Geoff Cox’s DVDs: Inside Llewyn Davis; August: Osage County; I, Frankenstein
The Coen brothers Joel and Ethan are as deadpan and dry-witted as ever with INSIDE LLEWYN DAVIS (15: Studio Canal), one of their most soulful films to date.
A low-key, melancholy comedy of sorts, it’s about a singer trying to find a balance between artistic integrity and mainstream success.
The backbiting New York folk scene of Bob Dylan’s 1965 put-down anthem Positively 4th Street is the setting for the film.
Oscar Isaac stars in the title role as a Greenwich Village performer struggling to make it through the winter of 1961 after losing his musical partner.
Llewyn Davis shuttles between friends’ apartments and abuses everyone’s trust, particularly the unsuspecting Jim Berkey (Justin Timberlake), whose wife Jean (Carey Mulligan) he has been seeing behind his back.
But the prospect of an audition in Chicago holds the promise of a new beginning.
A rich seam of sadness comes to the fore whenever Isaac sings and the music alone will ensure this haunting, beautifully detailed film will live a long and lasting life.
>Every member of the stellar cast is given their moment to shine in the sweltering spotlight in AUGUST: OSAGE COUNTY (15: Entertainment In Video), the screen adaptation of the Pulitzer Prize-winning stage smash.

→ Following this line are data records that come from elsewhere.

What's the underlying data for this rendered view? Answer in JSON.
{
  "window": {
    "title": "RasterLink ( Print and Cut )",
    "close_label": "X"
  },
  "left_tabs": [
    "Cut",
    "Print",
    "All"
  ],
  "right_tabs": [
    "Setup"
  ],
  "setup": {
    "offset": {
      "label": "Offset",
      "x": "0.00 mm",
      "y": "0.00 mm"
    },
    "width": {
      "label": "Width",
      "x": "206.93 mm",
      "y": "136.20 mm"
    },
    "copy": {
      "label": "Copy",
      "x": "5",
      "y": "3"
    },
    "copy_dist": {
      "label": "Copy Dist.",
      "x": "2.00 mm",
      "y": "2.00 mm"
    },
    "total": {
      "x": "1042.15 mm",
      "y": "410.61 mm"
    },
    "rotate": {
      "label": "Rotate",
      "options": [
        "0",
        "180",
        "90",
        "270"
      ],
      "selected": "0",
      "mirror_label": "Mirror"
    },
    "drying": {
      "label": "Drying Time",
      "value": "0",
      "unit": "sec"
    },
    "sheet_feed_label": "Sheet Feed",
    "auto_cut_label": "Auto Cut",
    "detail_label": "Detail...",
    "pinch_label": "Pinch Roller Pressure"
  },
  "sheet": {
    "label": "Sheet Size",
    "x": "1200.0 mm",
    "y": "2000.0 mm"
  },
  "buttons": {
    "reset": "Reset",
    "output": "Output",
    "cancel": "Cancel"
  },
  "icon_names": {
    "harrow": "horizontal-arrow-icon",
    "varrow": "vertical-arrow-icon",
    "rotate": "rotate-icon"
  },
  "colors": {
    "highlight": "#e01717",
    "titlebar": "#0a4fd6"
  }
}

Meryl Streep is pill-popping queen bitc h Violet Weston, who has a strange way of dealing with her poet husband’s suicide.
Her long-suffering family expose festering wounds, rehash bitter feuds and reveal long-buried secrets in attempts to restore stability at the Oklahoma wake.
Sadly, the book’s dark satire on American society turns into a southern-fried screaming match and it’s more histrionic than involving.
Streep and Julia Roberts, who plays Violet’s oldest daughter Barbara, were both Oscar-nominated, but the expected diva fireworks are more of a damp squib.
Chris Cooper’s moving plea over his wife’s shabby treatment of their son (Benedict Cumberbatch) steals the show.
While it’s all very watchable as every crippling emotional issue of abuse, incest and infidelity is covered, it comes across as hollow and over-baked.
> Fantasy adventure I, FRANKENSTEIN (12: Entertainment In Video) is a brain-dead re-invention of Mary Shelley’s classic literary character as a reluctant action hero.
The infamous scientist’s monster roams Earth 200 years after burying his creator and is drawn into an ancient supernatural conflict.
A game Aaron Eckhart is cast as the monster, here named Adam for extra pretentiousness.
Adam has bits of other genre movies (The Matrix, Legion, Van Helsing) grafted on and winds up in the middle of the war between gargoyles and demons.
The latter are led by a shify-looking Bill Nighy as Naberius, who needs the secret to Adam’s immortality for the usual world domination reasons.
Mediocre CGI creatures are engaged in meaningless jumbles of fighting and it all ends in one of those massive wipe-the-slate-clean explosions and horrific hints of an I, Bride Of Frankenstein follow-up.